Affected sites included Netflix, Medium, Buffer, Reddit, Pocket, Product Hunt, SocialFlow, GroupMe, Viber and others. The effects of the problem ranged from total outages to radical drops in performance.
Amazon’s answer to Siri, which is the Alexa virtual assistant that’s conveyed through Amazon’s Echo product, also was hit.
Another major outage struck Microsoft’s Skype service on Monday, Sept. 21. While the paid Skype for Business app and newish Web version of Skype continued operating, regular Skype (which connects via an app and is used by a majority of Skype users) suffered a colossal outage lasting an incredible 15 hours.
Some users couldn’t log in or see if contacts were online. Many others simply couldn’t do Skype calls.
This affected me, personally, as in addition to working as a columnist I also anchor a daily Internet show called Tech News Today. It’s an interview show, and our guests connect via Skype. In fact, the TWiT network has dozens of shows, and most of them use Skype in one capacity or another. Needless to say, it was a rough day because of Skype’s outage.

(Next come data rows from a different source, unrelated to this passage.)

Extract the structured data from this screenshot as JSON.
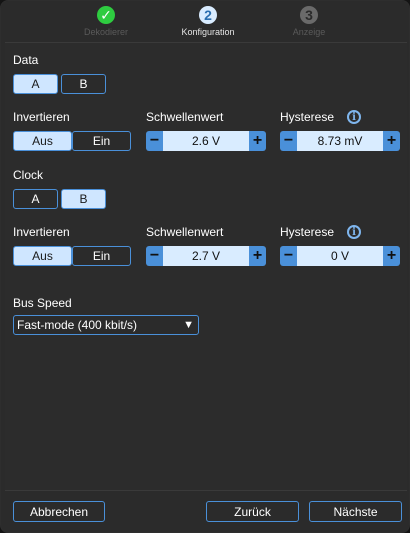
{
  "steps": [
    {
      "label": "Dekodierer",
      "symbol": "✓",
      "state": "done"
    },
    {
      "label": "Konfiguration",
      "symbol": "2",
      "state": "current"
    },
    {
      "label": "Anzeige",
      "symbol": "3",
      "state": "pending"
    }
  ],
  "data_section": {
    "title": "Data",
    "source_options": [
      "A",
      "B"
    ],
    "source_selected": "A",
    "invert_label": "Invertieren",
    "invert_options": [
      "Aus",
      "Ein"
    ],
    "invert_selected": "Aus",
    "threshold_label": "Schwellenwert",
    "threshold_value": "2.6 V",
    "hysteresis_label": "Hysterese",
    "hysteresis_value": "8.73 mV"
  },
  "clock_section": {
    "title": "Clock",
    "source_options": [
      "A",
      "B"
    ],
    "source_selected": "B",
    "invert_label": "Invertieren",
    "invert_options": [
      "Aus",
      "Ein"
    ],
    "invert_selected": "Aus",
    "threshold_label": "Schwellenwert",
    "threshold_value": "2.7 V",
    "hysteresis_label": "Hysterese",
    "hysteresis_value": "0 V"
  },
  "bus_speed": {
    "label": "Bus Speed",
    "selected": "Fast-mode (400 kbit/s)"
  },
  "icons": {
    "minus": "−",
    "plus": "+",
    "info": "i",
    "dropdown_arrow": "▼"
  },
  "footer": {
    "cancel_label": "Abbrechen",
    "back_label": "Zurück",
    "next_label": "Nächste"
  },
  "colors": {
    "accent": "#4a90d9",
    "active_fill": "#cfe6ff",
    "done_green": "#2ecc40",
    "background": "#2b2b2b"
  }
}
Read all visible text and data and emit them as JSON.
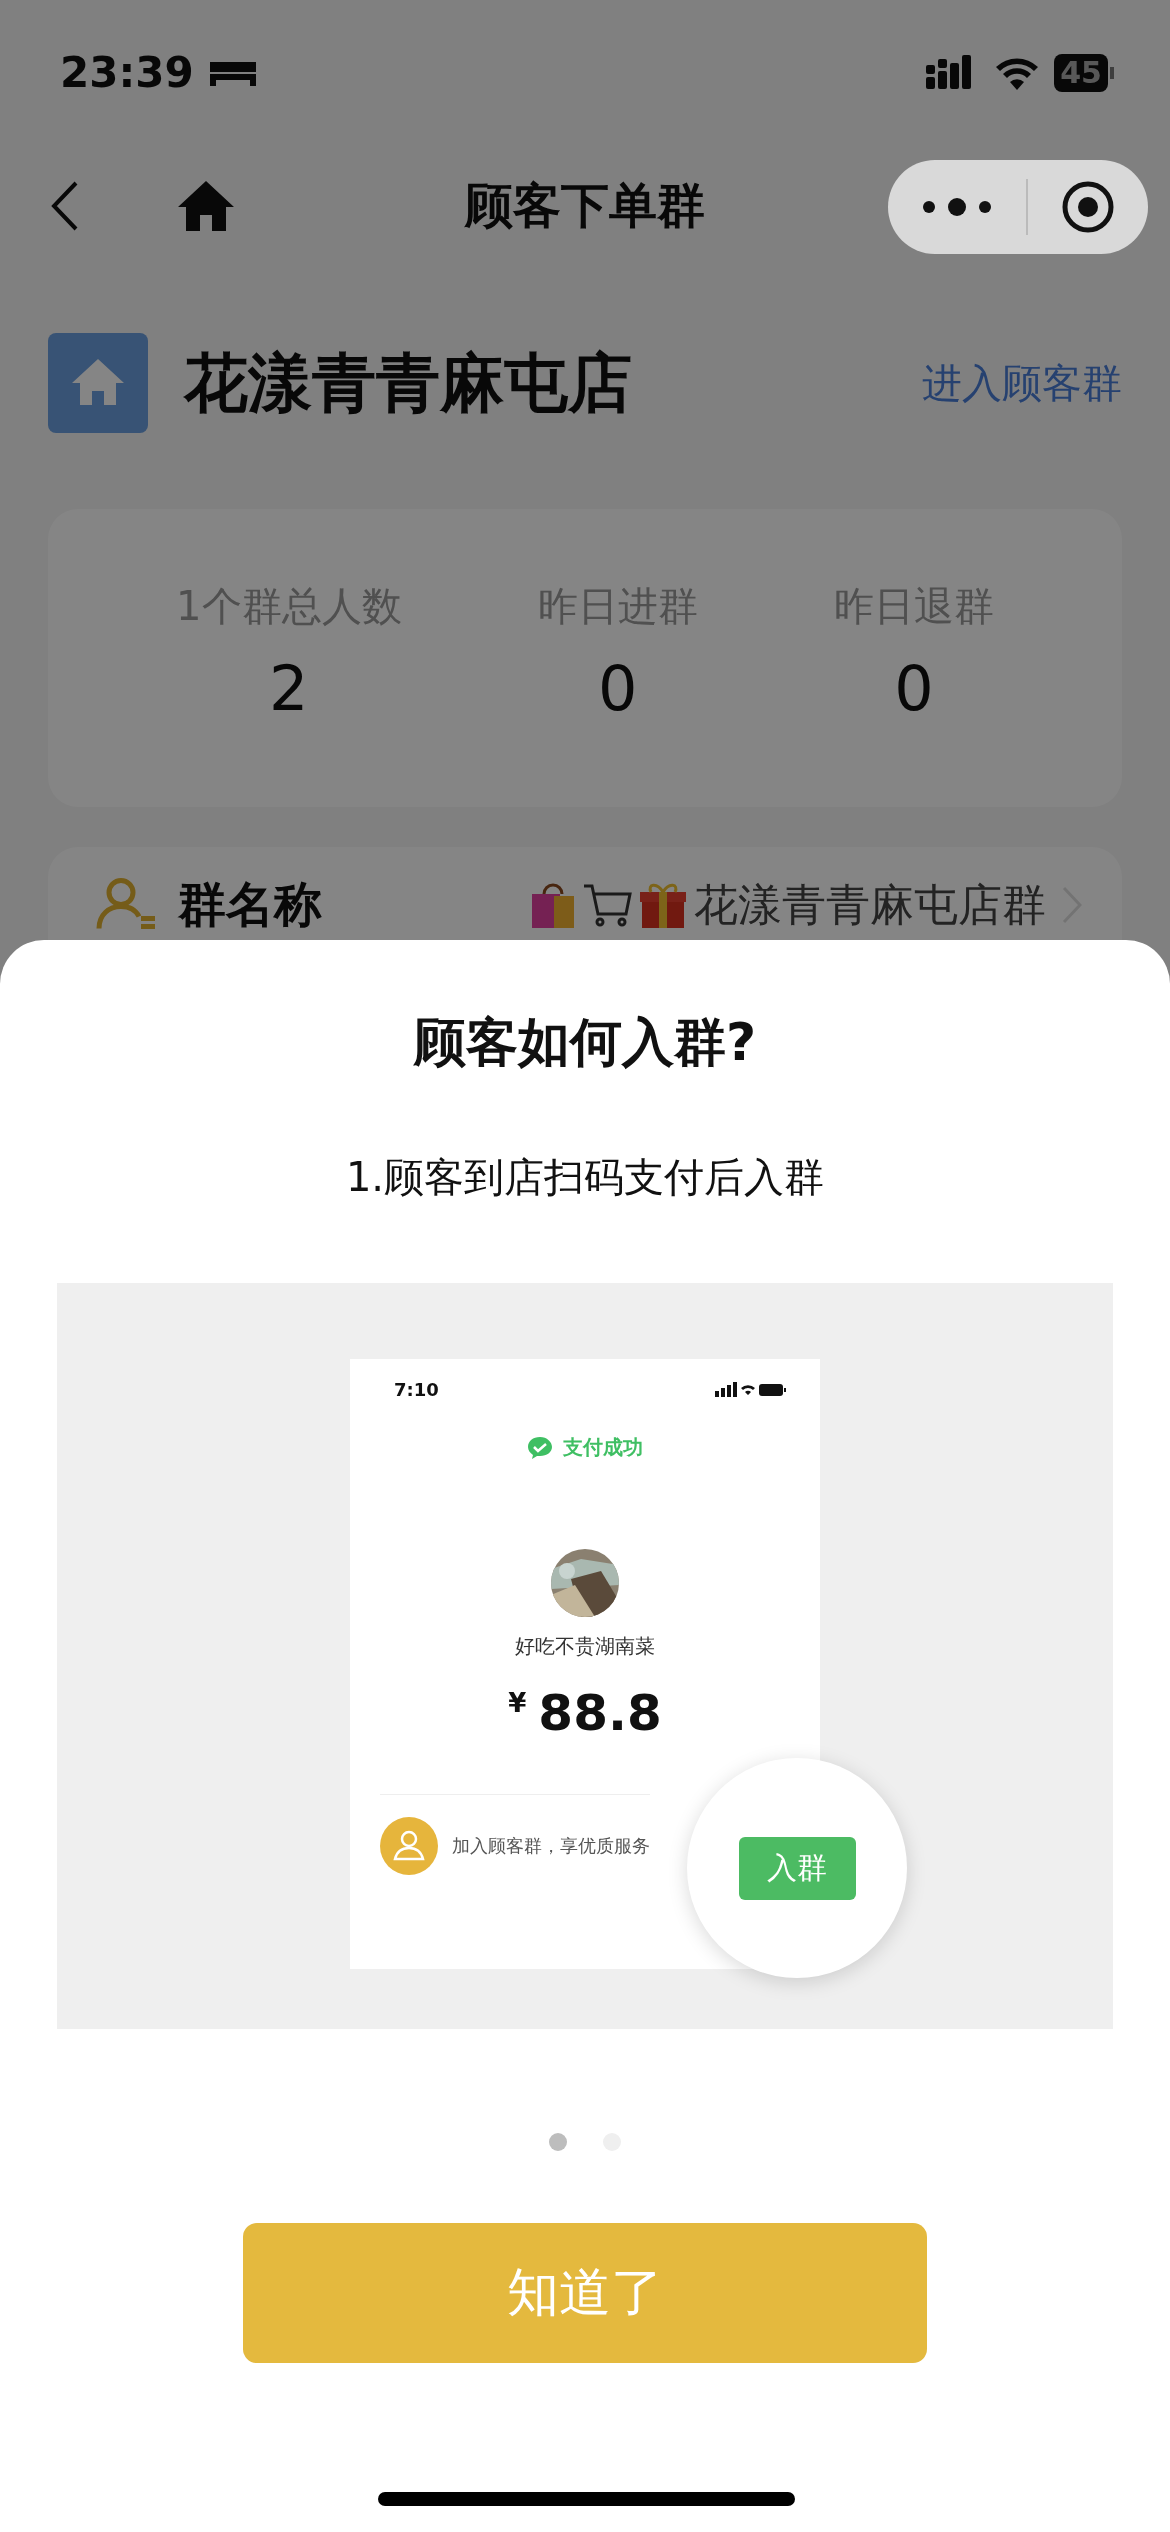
{
  "status_bar": {
    "time": "23:39",
    "battery": "45"
  },
  "nav": {
    "title": "顾客下单群"
  },
  "store": {
    "name": "花漾青青麻屯店",
    "link": "进入顾客群"
  },
  "stats": [
    {
      "label": "1个群总人数",
      "value": "2"
    },
    {
      "label": "昨日进群",
      "value": "0"
    },
    {
      "label": "昨日退群",
      "value": "0"
    }
  ],
  "group_row": {
    "label": "群名称",
    "value": "花漾青青麻屯店群"
  },
  "sheet": {
    "title": "顾客如何入群?",
    "step": "1.顾客到店扫码支付后入群",
    "example": {
      "time": "7:10",
      "status": "支付成功",
      "merchant": "好吃不贵湖南菜",
      "currency": "¥",
      "amount": "88.8",
      "prompt": "加入顾客群，享优质服务",
      "join_button": "入群"
    },
    "pages": [
      {
        "selected": true
      },
      {
        "selected": false
      }
    ],
    "button": "知道了"
  }
}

And, of course, we weren’t alone. Skype has about 300 million users.
Even Twitter went down for an hour earlier in September. Twitter is increasingly relied upon for news outlets, TV shows along with the general public as a source of breaking and emergency news. It’s a big deal when it goes down, according to the many people complaining about it on Facebook, but note that most users accessing Twitter via a third-party client were still able to use the service.
A major power transformer failure Aug. 22 at a substation that provides power to a Fujitsu data center in Silicon Valley took a variety of Software as a Service applications and public cloud services offline. The outage caused cascading failures that led to service disruptions for up to five days for some customers.

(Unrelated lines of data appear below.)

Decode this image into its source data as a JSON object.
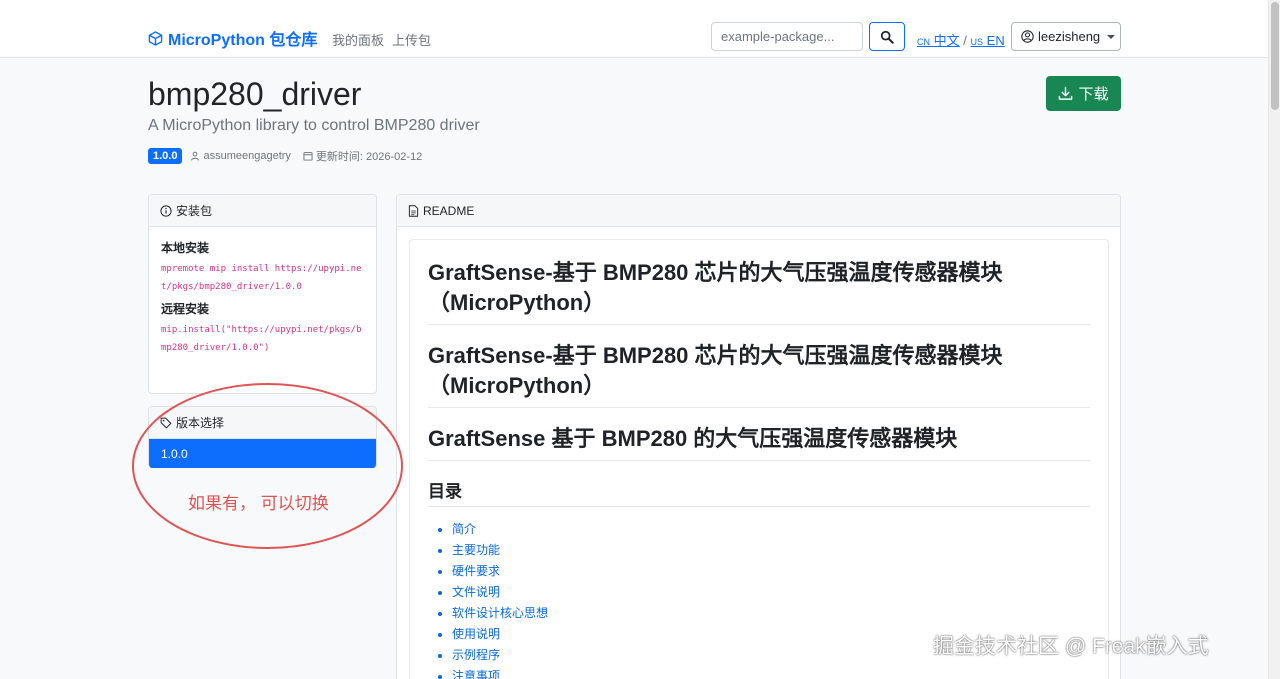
{
  "navbar": {
    "brand": "MicroPython 包仓库",
    "links": [
      "我的面板",
      "上传包"
    ],
    "search_placeholder": "example-package...",
    "lang_cn_code": "CN",
    "lang_cn_label": "中文",
    "lang_sep": "/",
    "lang_us_code": "US",
    "lang_us_label": "EN",
    "username": "leezisheng"
  },
  "package": {
    "name": "bmp280_driver",
    "description": "A MicroPython library to control BMP280 driver",
    "version": "1.0.0",
    "author": "assumeengagetry",
    "updated": "更新时间: 2026-02-12",
    "download_label": "下载"
  },
  "install": {
    "header": "安装包",
    "local_title": "本地安装",
    "local_cmd": "mpremote mip install https://upypi.net/pkgs/bmp280_driver/1.0.0",
    "remote_title": "远程安装",
    "remote_cmd": "mip.install(\"https://upypi.net/pkgs/bmp280_driver/1.0.0\")"
  },
  "versions": {
    "header": "版本选择",
    "items": [
      "1.0.0"
    ]
  },
  "readme": {
    "header": "README",
    "h1_a": "GraftSense-基于 BMP280 芯片的大气压强温度传感器模块（MicroPython）",
    "h1_b": "GraftSense-基于 BMP280 芯片的大气压强温度传感器模块（MicroPython）",
    "h1_c": "GraftSense 基于 BMP280 的大气压强温度传感器模块",
    "toc_title": "目录",
    "toc": [
      "简介",
      "主要功能",
      "硬件要求",
      "文件说明",
      "软件设计核心思想",
      "使用说明",
      "示例程序",
      "注意事项"
    ]
  },
  "annotation": {
    "text": "如果有， 可以切换"
  },
  "watermark": "掘金技术社区 @ Freak嵌入式",
  "colors": {
    "primary": "#0d6efd",
    "success": "#198754",
    "annotation": "#e05353",
    "code": "#d63384"
  }
}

What to Do When the Cloud Comes Crashing Down
These failures were caused by a flaw in Fujitsu’s system for handing off to the backup power supply.
Nest, which is owned by Google, reported on Sept. 7 the unavailability of the cloud services that support both their Nest Thermostat and Dropcam camera products. Users were unable to use the cloud services for the thermostats or see the video for their Dropcams during a three-hour outage. It was the second major outage in a single week.

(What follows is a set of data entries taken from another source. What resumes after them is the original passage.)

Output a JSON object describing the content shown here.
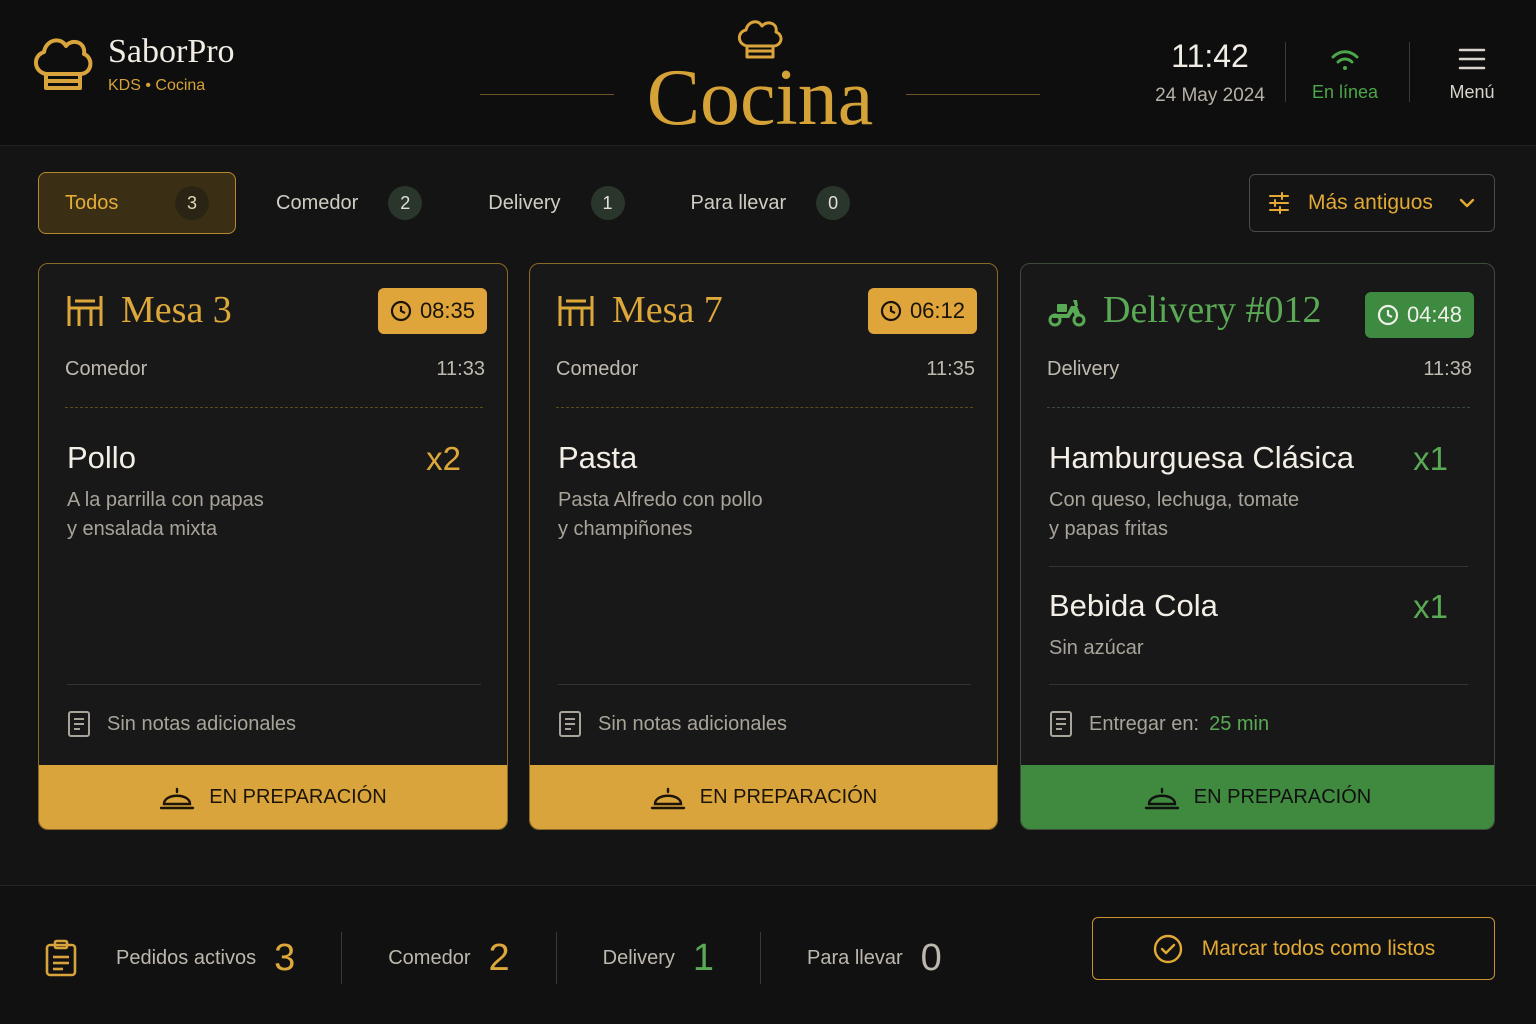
{
  "header": {
    "brand_name": "SaborPro",
    "brand_sub": "KDS • Cocina",
    "title": "Cocina",
    "time": "11:42",
    "date": "24 May 2024",
    "status": "En línea",
    "menu_label": "Menú"
  },
  "filters": [
    {
      "label": "Todos",
      "count": "3",
      "active": true
    },
    {
      "label": "Comedor",
      "count": "2"
    },
    {
      "label": "Delivery",
      "count": "1"
    },
    {
      "label": "Para llevar",
      "count": "0"
    }
  ],
  "sort": {
    "label": "Más antiguos",
    "icon": "sliders-icon"
  },
  "orders": [
    {
      "title": "Mesa 3",
      "icon": "table-icon",
      "timer": "08:35",
      "type": "Comedor",
      "time": "11:33",
      "items": [
        {
          "name": "Pollo",
          "qty": "x2",
          "desc_1": "A la parrilla con papas",
          "desc_2": "y ensalada mixta"
        }
      ],
      "notes": "Sin notas adicionales",
      "status": "EN PREPARACIÓN"
    },
    {
      "title": "Mesa 7",
      "icon": "table-icon",
      "timer": "06:12",
      "type": "Comedor",
      "time": "11:35",
      "items": [
        {
          "name": "Pasta",
          "qty": "",
          "desc_1": "Pasta Alfredo con pollo",
          "desc_2": "y champiñones"
        }
      ],
      "notes": "Sin notas adicionales",
      "status": "EN PREPARACIÓN"
    },
    {
      "title": "Delivery #012",
      "icon": "scooter-icon",
      "timer": "04:48",
      "type": "Delivery",
      "time": "11:38",
      "items": [
        {
          "name": "Hamburguesa Clásica",
          "qty": "x1",
          "desc_1": "Con queso, lechuga, tomate",
          "desc_2": "y papas fritas"
        },
        {
          "name": "Bebida Cola",
          "qty": "x1",
          "desc_1": "Sin azúcar"
        }
      ],
      "notes": "Entregar en:",
      "notes_value": "25 min",
      "status": "EN PREPARACIÓN"
    }
  ],
  "footer": {
    "active_label": "Pedidos activos",
    "active_value": "3",
    "dine_label": "Comedor",
    "dine_value": "2",
    "delivery_label": "Delivery",
    "delivery_value": "1",
    "takeaway_label": "Para llevar",
    "takeaway_value": "0",
    "mark_all": "Marcar todos como listos"
  },
  "colors": {
    "accent": "#d9a43b",
    "green": "#3f8a3f",
    "background": "#141414"
  }
}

The outages for Dropcam were a serious concern for some, as the cameras are often used for security or as baby monitors. It also raised the question of whether using cloud-based cameras for security is really a good idea.
Cloud Service Crashes Are Always a Concern
Because all these services are so significant, and because these outages happened within the span of a month, it’s worth taking a moment to consider this strange place we’ve come to.
Cloud computing has become so commonplace that we find ourselves using services that we can forget are cloud services. When people enjoy the proper, automatically set temperature in their homes with a Nest thermostat, for example, they tend not to think: “I’m doing cloud computing.” The recent outage serves as a reminder.
I think there are three takeaways from all this.
1. There’s nothing magical about the cloud. “The cloud” is just somebody else’s computers located somewhere else. All the problems that exist in one’s own data-center can exist within the cloud services.
2. The cloud comes with a certain degree of helplessness. One benefit of the cloud is detachment. A large number of people are sweating bullets every day to keep cloud services up and running as best they can, but when things go sideways, there’s usually nothing that subscribers can do about fixing it. This brings me to my most important point.
3. It’s important to always have a cloud Plan B. That could be an alternative cloud service. It could be localized access of one’s data in a non-cloud service. Or, as in the case of the Skype and Twitter outages, the alternative could be using a different facet of the service.
For Skype, using the Web version was an instant way to continue using the service. For Twitter, a third-party client would have been a good alternative to not using Twitter at all during the outage.
In the meantime, let’s cross our fingers and hope that the past month isn’t an indication of the reliability of the cloud in general. It’s probably just a coincidence that all these big outages happened within a month of each other.
Either way, it’s always best to make sure you’re ready with a Plan B for each cloud service you’re using.